Digoxin is a member of the cardiac glycoside family of drugs. This drug can be used to treat patients with atrial fibrillation since it slows heart rate. Cardiac glycosides function by inhibiting which class of membrane transporter?

A. antiporters

B. facilitative diffusers

C. symporters

D. uniporters

Answer A: The cardiac glycosides function by inhibiting the action of Na+/K+-ATPases. These transporters transport Na+ into the cell while simultaneously transporting K+ out. Thus, they function as classical antiporters.

Aquaporins are a class of transporters that are involved in the transport of water across membranes. The aquaporins belong to which type of transporter family?

A. active

B. β-barrel channels (porins)

C. α-channels

D. facilitated

E. passive

Answer C: The aquaporin proteins are made up of 6 transmembrane α-helices arranged in a right-handed bundle.
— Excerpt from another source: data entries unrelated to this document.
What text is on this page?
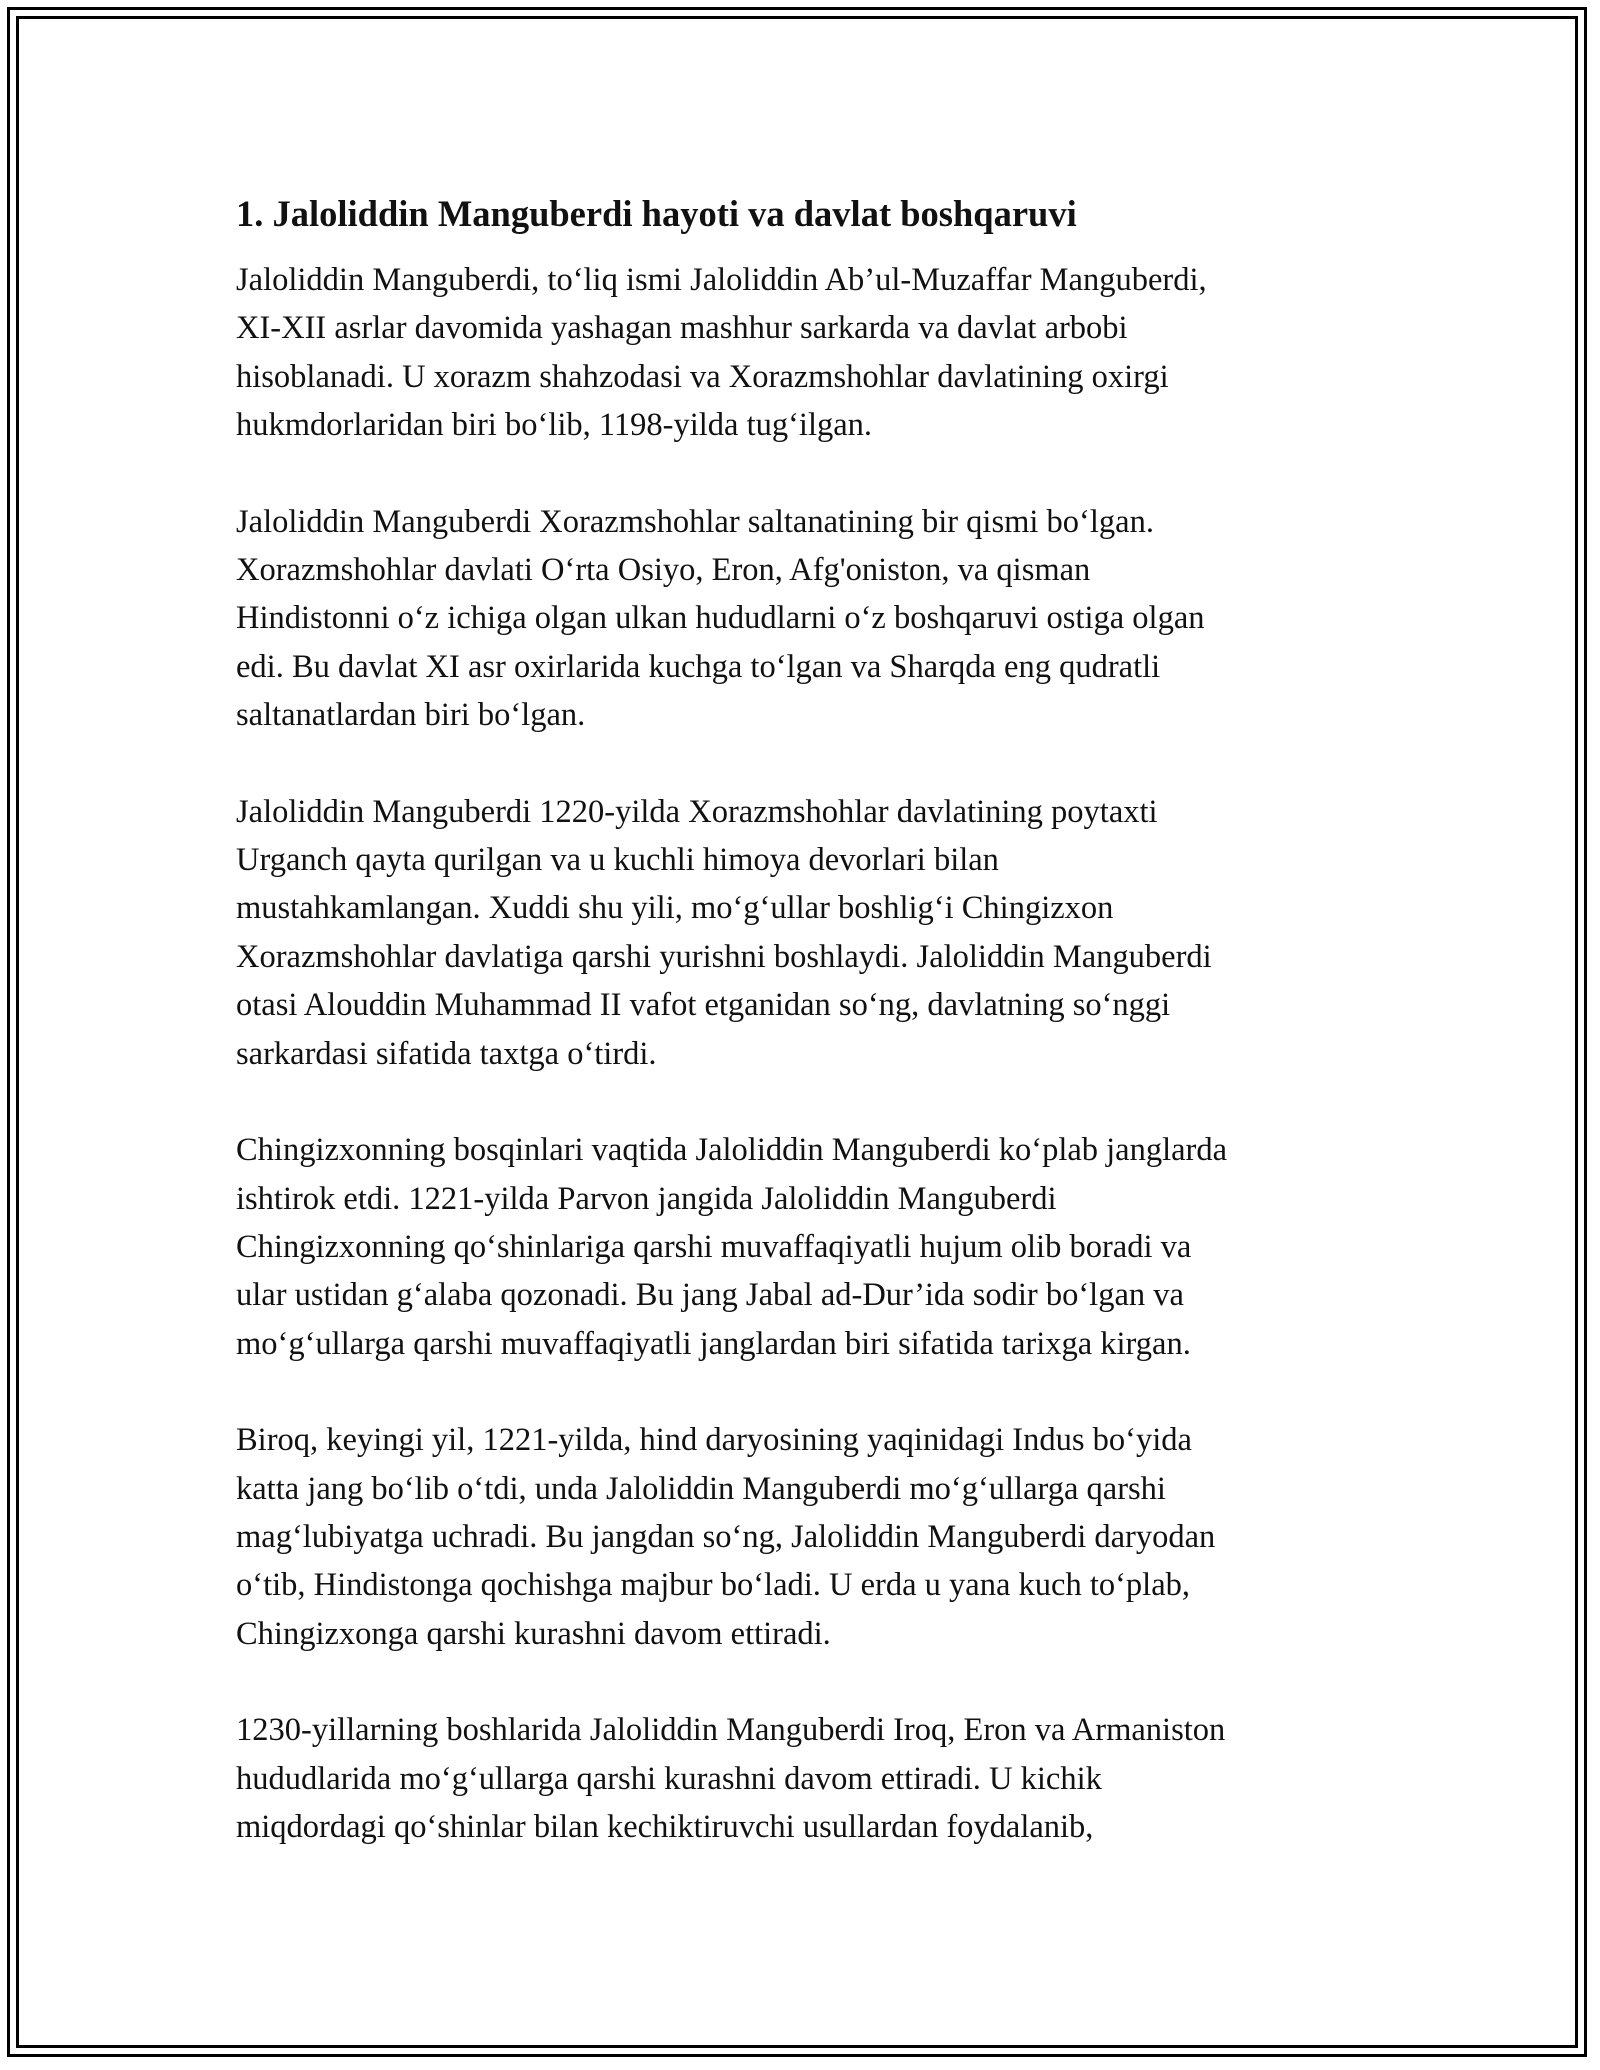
1. Jaloliddin Manguberdi hayoti va davlat boshqaruvi

Jaloliddin Manguberdi, to‘liq ismi Jaloliddin Ab’ul-Muzaffar Manguberdi,
XI-XII asrlar davomida yashagan mashhur sarkarda va davlat arbobi
hisoblanadi. U xorazm shahzodasi va Xorazmshohlar davlatining oxirgi
hukmdorlaridan biri bo‘lib, 1198-yilda tug‘ilgan.

Jaloliddin Manguberdi Xorazmshohlar saltanatining bir qismi bo‘lgan.
Xorazmshohlar davlati O‘rta Osiyo, Eron, Afg'oniston, va qisman
Hindistonni o‘z ichiga olgan ulkan hududlarni o‘z boshqaruvi ostiga olgan
edi. Bu davlat XI asr oxirlarida kuchga to‘lgan va Sharqda eng qudratli
saltanatlardan biri bo‘lgan.

Jaloliddin Manguberdi 1220-yilda Xorazmshohlar davlatining poytaxti
Urganch qayta qurilgan va u kuchli himoya devorlari bilan
mustahkamlangan. Xuddi shu yili, mo‘g‘ullar boshlig‘i Chingizxon
Xorazmshohlar davlatiga qarshi yurishni boshlaydi. Jaloliddin Manguberdi
otasi Alouddin Muhammad II vafot etganidan so‘ng, davlatning so‘nggi
sarkardasi sifatida taxtga o‘tirdi.

Chingizxonning bosqinlari vaqtida Jaloliddin Manguberdi ko‘plab janglarda
ishtirok etdi. 1221-yilda Parvon jangida Jaloliddin Manguberdi
Chingizxonning qo‘shinlariga qarshi muvaffaqiyatli hujum olib boradi va
ular ustidan g‘alaba qozonadi. Bu jang Jabal ad-Dur’ida sodir bo‘lgan va
mo‘g‘ullarga qarshi muvaffaqiyatli janglardan biri sifatida tarixga kirgan.

Biroq, keyingi yil, 1221-yilda, hind daryosining yaqinidagi Indus bo‘yida
katta jang bo‘lib o‘tdi, unda Jaloliddin Manguberdi mo‘g‘ullarga qarshi
mag‘lubiyatga uchradi. Bu jangdan so‘ng, Jaloliddin Manguberdi daryodan
o‘tib, Hindistonga qochishga majbur bo‘ladi. U erda u yana kuch to‘plab,
Chingizxonga qarshi kurashni davom ettiradi.

1230-yillarning boshlarida Jaloliddin Manguberdi Iroq, Eron va Armaniston
hududlarida mo‘g‘ullarga qarshi kurashni davom ettiradi. U kichik
miqdordagi qo‘shinlar bilan kechiktiruvchi usullardan foydalanib,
The a-type channels are homo- or hetero-oligomeric structures that in the latter case consist of several different proteins. The a-type class of channel protein has between 2 and 22 transmembrane α-helical domains, thus the derivation of the name of this type of channel.

You are treating a patient who complains of having an intense or uncontrollable thirst with a strong craving for ice water. The patient produces large amounts of urine (8-10 L per day). Additional symptoms include fatigue, headache, irritability, and muscle pains. Given the symptoms you suspect nephrogenic diabetes insipidus. If this diagnosis is correct, which of the following membrane transporter types would be defective in your patient?

A. aquaporin

B. F-type ATPase

C. Na+/K+-ATPase

D. P-type ATPase

E. SLC40A1 (ferroportin)

Answer A: Nephrogenic diabetes insipidus (NDI) is a disorder in which a defect in the tubules in the kidneys causes a person to pass a large amount of urine. This disorder is caused by an improper response of the kidney to antidiuretic hormone (ADH, also called vasopressin), leading to a decrease in the ability of the kidney to concentrate the urine by removing free water. The primary cause of NDI is a mutation in the ADH receptor in the kidney. However, NDI can also result from mutations in the aquaporin-2 gene.